3. Encourage node fairness at a long time scale. Node fairness becomes an issue when enough packets are generated by the sources to keep the channel busy. Collection can use end-to-end and hop-by-hop mechanism to encourage node fairness.
In the routing functionality:
4. Select routes that enable energy efficient forwarding of packets.
5. Anycast semantics for collection packets - destination can be any root and can not be specified.
6. Collection must support multiple radios, potentially of different capabilities.
In network discovery:
7. Ability to trigger a tree update from the root at any time.

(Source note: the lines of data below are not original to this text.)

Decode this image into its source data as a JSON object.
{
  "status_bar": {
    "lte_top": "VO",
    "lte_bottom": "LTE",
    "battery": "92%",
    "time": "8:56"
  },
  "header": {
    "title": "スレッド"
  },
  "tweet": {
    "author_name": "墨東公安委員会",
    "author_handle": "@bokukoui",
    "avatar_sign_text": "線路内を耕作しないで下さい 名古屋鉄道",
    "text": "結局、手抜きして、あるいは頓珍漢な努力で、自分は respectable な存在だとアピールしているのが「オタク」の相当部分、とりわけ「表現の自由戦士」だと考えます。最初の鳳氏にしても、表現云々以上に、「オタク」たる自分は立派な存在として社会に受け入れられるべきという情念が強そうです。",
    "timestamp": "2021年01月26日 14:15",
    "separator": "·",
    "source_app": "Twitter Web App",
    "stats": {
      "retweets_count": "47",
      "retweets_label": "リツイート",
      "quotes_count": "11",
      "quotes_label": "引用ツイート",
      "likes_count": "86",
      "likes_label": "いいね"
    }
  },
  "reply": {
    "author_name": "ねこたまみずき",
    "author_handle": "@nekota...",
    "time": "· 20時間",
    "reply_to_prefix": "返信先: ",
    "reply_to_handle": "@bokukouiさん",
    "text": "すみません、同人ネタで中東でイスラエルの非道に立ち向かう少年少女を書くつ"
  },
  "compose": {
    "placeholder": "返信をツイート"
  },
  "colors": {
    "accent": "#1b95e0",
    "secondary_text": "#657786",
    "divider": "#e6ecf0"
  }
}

8. Flexible to many models/topologies, including static topologies.
Notes by Rodrigo:
As implemented in the T2 beta 2 release, we have two types of packets: data and control. Link Estimation "wire" formats are not discussed here because they are appended and prepended to the control packets independently of the format of these, and don't affect the tree formation protocol.

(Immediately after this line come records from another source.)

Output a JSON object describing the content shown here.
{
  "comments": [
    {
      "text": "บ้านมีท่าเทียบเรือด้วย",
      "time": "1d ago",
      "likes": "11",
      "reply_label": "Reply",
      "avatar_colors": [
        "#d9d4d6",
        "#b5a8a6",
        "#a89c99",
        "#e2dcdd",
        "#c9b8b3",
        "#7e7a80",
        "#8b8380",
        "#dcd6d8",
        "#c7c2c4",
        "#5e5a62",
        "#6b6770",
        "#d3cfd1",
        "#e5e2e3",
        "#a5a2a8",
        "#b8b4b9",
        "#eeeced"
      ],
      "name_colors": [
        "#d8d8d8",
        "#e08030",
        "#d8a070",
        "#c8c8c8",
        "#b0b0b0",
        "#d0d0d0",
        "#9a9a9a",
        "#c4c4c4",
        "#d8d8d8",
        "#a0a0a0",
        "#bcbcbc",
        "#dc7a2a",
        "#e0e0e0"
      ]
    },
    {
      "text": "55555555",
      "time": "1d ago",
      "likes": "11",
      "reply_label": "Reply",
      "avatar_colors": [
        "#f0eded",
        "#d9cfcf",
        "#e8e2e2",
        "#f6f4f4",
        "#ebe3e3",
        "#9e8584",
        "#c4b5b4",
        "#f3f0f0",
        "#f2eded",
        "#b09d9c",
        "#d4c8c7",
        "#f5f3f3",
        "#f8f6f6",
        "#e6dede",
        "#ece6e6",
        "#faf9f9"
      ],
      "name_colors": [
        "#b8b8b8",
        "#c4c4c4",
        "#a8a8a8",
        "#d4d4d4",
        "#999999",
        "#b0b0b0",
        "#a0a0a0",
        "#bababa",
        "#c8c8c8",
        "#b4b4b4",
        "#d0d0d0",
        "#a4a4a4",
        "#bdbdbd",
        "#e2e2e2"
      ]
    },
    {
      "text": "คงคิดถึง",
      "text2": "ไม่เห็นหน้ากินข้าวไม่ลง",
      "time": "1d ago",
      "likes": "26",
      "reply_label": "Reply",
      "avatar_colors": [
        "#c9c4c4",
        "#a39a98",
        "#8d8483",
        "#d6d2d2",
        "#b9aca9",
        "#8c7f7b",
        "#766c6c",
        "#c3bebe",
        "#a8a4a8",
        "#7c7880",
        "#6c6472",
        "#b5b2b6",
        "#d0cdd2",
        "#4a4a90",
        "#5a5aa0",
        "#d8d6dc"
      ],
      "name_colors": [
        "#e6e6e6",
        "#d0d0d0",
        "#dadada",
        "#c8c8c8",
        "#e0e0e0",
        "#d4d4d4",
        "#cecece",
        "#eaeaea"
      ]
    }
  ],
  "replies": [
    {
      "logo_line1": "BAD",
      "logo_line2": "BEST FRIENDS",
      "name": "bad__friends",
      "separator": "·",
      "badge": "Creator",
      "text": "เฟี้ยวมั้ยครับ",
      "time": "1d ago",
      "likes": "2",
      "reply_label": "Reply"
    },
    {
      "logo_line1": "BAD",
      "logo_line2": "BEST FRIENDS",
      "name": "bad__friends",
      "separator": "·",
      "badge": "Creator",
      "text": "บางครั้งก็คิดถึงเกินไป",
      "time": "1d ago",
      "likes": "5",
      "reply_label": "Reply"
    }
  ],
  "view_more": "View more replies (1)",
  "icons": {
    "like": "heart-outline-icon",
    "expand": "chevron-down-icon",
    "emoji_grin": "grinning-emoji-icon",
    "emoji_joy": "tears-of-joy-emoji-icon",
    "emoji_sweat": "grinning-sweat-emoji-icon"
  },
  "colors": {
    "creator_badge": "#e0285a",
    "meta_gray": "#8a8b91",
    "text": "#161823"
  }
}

It is important that the final specified protocol allows implementations of the specification to:
1. Interoperate 2. Improve
The balance we seek is best exemplified by that achieved by TCP: many different implementations of the TCP specification can interoperate, while many improvements to the algorithms involved were made over the years.
Metric is the minimization criterion used by the tee building algorithm in selecting routes. We discussed what to specify of the metric, and the consensus was that metric should be non-decreasing from hop to hop. For the first specification it will be a 16 bit value representing ETX x 10^2.

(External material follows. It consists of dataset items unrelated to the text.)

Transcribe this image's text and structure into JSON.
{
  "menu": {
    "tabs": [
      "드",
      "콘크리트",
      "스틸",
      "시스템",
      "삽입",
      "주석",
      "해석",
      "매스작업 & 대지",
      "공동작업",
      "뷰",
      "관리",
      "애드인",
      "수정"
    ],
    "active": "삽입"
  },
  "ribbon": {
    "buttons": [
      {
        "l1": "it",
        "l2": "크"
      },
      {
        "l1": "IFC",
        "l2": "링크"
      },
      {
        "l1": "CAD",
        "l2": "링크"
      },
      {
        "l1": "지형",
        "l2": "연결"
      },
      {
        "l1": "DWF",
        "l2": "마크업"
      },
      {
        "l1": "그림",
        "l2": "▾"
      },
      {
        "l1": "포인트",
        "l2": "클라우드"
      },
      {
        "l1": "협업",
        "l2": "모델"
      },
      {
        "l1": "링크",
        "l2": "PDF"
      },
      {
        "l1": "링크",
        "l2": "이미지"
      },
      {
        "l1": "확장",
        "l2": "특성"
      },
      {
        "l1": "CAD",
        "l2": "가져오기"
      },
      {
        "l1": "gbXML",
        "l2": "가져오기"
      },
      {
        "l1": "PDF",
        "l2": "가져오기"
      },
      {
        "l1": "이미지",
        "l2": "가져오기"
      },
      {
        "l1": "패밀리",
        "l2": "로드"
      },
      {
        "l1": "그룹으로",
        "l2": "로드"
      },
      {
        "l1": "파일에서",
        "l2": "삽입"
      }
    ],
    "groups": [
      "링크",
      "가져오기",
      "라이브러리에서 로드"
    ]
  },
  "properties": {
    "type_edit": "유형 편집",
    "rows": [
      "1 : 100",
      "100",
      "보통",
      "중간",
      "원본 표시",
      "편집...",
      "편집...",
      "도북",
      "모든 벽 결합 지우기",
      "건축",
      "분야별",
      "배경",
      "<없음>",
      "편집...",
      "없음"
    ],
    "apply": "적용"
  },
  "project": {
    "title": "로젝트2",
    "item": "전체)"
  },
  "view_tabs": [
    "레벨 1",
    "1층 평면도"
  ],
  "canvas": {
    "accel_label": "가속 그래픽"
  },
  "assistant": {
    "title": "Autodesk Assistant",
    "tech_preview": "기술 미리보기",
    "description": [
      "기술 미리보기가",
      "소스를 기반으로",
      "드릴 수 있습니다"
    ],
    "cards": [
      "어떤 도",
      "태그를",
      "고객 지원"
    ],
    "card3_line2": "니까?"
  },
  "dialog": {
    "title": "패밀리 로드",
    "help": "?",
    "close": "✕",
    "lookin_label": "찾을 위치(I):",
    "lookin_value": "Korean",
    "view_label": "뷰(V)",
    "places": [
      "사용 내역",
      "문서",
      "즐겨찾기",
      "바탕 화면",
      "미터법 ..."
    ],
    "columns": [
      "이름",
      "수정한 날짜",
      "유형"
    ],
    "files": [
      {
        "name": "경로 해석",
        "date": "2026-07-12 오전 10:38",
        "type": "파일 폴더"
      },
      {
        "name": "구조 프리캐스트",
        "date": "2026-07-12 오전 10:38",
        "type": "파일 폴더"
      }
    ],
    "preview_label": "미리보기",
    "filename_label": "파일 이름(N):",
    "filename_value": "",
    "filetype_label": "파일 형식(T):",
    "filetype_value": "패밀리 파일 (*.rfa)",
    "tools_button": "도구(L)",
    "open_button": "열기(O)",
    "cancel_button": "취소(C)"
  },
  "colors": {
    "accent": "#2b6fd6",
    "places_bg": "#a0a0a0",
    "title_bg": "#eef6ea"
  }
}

Loop Detection / Recovery / Queueing
Causes of dropping packets:
1. origin queue 2. in-network queue 3. re-xmit count exceeded 4. node failure 5. loop detection (with ttl or thl) 6. duplicate detection (not a drop)
We can't do anything for 1., 4. 6 is not a drop. That leaves 2, 3, 5.
We agreeded that a packet is dropped when it ceases to exist in the network without reaching the destination. There were two positions: Alec was defending that we drop the packet, since 100% reliability has to be built with higher layer (end-to-end) mechanisms anyway. It also makes things simpler. Phil prefers that we don't drop the packet except for node failure.
We also agreeded that we need back pressure if we are not to drop packets at the head of queues in the network. The queues would just overflow and we would be doing tail dropping instead. Custody transfer is the limit in this policy of not dropping: packets are only deleted at a forwarding node after an acknowledgment that the packet will be forwarded by a next hop is received. (This is different from a link layer acknowledgment).
How do we do back pressure then? We looked at two alternatives:
1. ECN 2. Acks
Pros: * simple (1 bit) * resilient to loss of ECN: bit can keep being sent Cons: * merges control and data planes (control packets send information about the forwarding engine state, creating a coupling between them) * requires snooping or acks with payload (1 bit at least)
Network level acks:
Pros: * per packet, more reliable than ECN: will only send if there is space * data path only Cons: * more costly * not the same as link layer ack
A proposal was that ECN be tried first:
* ECN when queue is getting full (whatever that is chosen to mean: it could also mean when the queue is growing) * Set ECN bit in the control/beacon packets
Timing: when do we send a beacon?
Triggered versus Periodic beacons. Triggered beacons means you send a beacon in response to an external event (e.g. receiving a beacon), as opposed to an internal event like a timer. Triggered is the style employed by Drain. It implies that beacons have origin generated sequence numbers so that waves of beacons can be distinguished.
The two can be merged with the use of a force bit in the control packet: a root initiated update would have a force bit that would cause all nodes to broadcast a control packet. Maybe there's no need for this, as a new sequence number would imply a forced update. The other variation we discussed was the use of a P pull bit, for implementing a fast join: a new node send a void beacon with the P bit set, inviting nodes around it to send their current information.
* only matters when the network is overloaded. Is this handled at the upper layer? What state do we have to maintain on a tree to implement fairness? Per child (as in Ee's scheme), per source? Just distinguising between local and forwarding traffic seems insufficient.
* There are arguments in favor and against two ways of building trees: MintRoute style and DSDV style.
* The first implementation of the Net2 Collection followed MintRoute in how it build trees. It is simple, based on periodic traffic and on minimizing a cumulative path quality metric (ETX) to the root. We explicitly use many roots and enforce an AnyCast semantic. Nodes send packets towards the roots of a forest, and know not which root the packet is going to get to. * Loops: this tree building mechanism suffers from transient loops and count to infinity problems. Basically, a node can choose as a parent one of its descendents. The forwarding mechanism that goes together with MintRoute style has to cope with loops by detecting and recovering. * Packet formats Origin
* This protocol aims at creating trees that are loop-free by construction. A node will not choose one of its descendants as a parent, because there is a sequence number that is incremented only at each root, and serves as a version information for the tree building. Also, disconnections, instead of potentially creating count-to-infinity loops, will make all in the disconnected subtree have a metric of 0. * There are subtle edge cases that have to be looked at (when to update given a sequence number, etc) * This also allows root triggered tree formation/refresh in the style of Drain, by means of the root's introducing a new sequence number. * Packet formats Origin
Summary and Next Steps
* Write down a TEP describing the protocol(s), in addition to the TEP on the interface for collection that is already in the repository. * Implement both alternatives and evaluate which one performs better in practice.